Jakarta, Aktual.co — Jaksa Agung terbukti tidak cermat memproses finalisasi administrasi para terpidana mati bila penundaan eksekusi mati hanya karena masih ada proses hukum yang diajukan para terpidana.
“Itu (alasan penundaan eksekusi) menunjukkan bahwa jaksa agung kurang cermat dalam melakukan proses finalisasi administrasi dari para terpidana,” kata Anggota Komisi III DPR RI Aboe Bakar Al Habsyi di Jakarta, Minggu (8/3).
Dia mengatakan daftar nama yang masuk ke dalam rencana eksekusi seharusnya hanya para napi yang sudah memiliki kekuatan hukum mengikat atau imkrach.
Jika proses hukum masih diajukan oleh seorang napi, menurut Aboe, seharusnya mereka itu tidak dimasukkan dalam rencana eksekusi. “Penundaan eksekusi mati seperti ini akan membawa dampak buruk pada pemberian efek jera,” ujarnya.
Politisi PKS itu menilai para pengedar tak akan takut lagi dengan ancaman hukuman mati, karena semua masih bisa ditunda-tunda.
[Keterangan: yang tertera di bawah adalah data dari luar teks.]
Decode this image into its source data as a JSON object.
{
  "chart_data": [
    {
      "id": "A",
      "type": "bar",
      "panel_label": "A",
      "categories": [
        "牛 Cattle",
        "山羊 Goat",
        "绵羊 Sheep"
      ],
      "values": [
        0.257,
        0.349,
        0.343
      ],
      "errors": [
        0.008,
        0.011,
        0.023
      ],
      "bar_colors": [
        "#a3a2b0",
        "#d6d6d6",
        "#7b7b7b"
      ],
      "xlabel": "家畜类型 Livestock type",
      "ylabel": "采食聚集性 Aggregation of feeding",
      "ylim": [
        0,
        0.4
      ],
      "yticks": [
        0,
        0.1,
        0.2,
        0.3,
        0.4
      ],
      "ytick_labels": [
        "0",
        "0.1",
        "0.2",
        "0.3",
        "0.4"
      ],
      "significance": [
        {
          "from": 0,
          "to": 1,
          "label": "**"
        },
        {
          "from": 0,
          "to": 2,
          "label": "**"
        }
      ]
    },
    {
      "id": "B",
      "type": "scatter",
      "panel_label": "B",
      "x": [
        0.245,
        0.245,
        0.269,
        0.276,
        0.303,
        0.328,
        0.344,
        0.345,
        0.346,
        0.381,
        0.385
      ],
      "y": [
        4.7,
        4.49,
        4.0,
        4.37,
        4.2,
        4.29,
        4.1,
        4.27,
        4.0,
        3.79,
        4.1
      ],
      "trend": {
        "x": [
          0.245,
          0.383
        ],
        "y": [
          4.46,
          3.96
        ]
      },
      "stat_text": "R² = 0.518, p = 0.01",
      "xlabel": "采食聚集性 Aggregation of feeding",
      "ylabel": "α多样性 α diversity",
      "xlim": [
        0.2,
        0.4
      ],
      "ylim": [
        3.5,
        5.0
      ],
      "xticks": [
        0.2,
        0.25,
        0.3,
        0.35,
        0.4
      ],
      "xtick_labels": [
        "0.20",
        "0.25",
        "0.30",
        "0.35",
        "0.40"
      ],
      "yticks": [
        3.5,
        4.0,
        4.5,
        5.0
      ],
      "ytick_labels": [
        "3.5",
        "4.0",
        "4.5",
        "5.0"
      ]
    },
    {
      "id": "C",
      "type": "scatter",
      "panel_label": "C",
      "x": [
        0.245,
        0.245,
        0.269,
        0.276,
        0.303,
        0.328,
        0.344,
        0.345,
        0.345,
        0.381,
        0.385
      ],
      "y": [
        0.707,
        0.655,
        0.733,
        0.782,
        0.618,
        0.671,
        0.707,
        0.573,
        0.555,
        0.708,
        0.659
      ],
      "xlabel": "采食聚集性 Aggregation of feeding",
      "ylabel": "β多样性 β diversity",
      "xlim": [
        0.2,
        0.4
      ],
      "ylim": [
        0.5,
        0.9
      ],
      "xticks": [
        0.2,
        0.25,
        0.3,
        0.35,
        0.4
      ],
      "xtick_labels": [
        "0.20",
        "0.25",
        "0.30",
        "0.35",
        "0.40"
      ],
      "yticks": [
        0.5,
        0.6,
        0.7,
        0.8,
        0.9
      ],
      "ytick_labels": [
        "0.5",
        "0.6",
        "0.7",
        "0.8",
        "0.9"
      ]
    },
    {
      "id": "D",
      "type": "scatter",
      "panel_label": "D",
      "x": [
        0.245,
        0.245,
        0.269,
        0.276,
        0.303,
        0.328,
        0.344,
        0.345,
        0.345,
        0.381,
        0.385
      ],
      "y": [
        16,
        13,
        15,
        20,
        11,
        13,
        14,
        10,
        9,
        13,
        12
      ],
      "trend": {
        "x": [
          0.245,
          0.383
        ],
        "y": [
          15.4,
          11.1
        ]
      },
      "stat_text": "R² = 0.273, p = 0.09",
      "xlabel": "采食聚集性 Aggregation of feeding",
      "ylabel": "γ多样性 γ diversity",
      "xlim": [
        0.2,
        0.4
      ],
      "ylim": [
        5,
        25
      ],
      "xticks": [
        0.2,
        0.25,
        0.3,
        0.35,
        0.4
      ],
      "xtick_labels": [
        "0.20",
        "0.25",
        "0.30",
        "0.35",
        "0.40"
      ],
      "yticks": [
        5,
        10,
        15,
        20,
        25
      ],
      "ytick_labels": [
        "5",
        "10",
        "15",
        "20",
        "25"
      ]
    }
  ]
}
Sementara itu di sisi lain menurut dia, dampak narkoba terus berjalan, karena setiap hari sekitar 50 orang mati karena narkoba. “Menunda eksekusi mati mereka sehari, sama saja kita mentolelir kematian 50 orang yang terpapar dampak narkoba,” katanya.
Menilik kasus Mustofa maupun Freddy Budiman yang meski telah divonis mati, masih bisa ‘bermain’ narkoba, menurut Aboe, itu menunjukkan eksekusi mati mau tak mau harus segera dilaksanakan. Hal ini penting sebagai pelajaran, agar mereka tidak bisa seenaknya bertransaksi lagi.
Aboe Bakar juga menilai penundaan eksekusi mati para bandar narkoba termasuk duo “Bali Nine” menunjukkan kelemahan diplomasi Indonesia . Hal itu juga mengindikasikan posisi Indonesia selama beberapa waktu terakhir ini berada dalam tekanan masif Australia.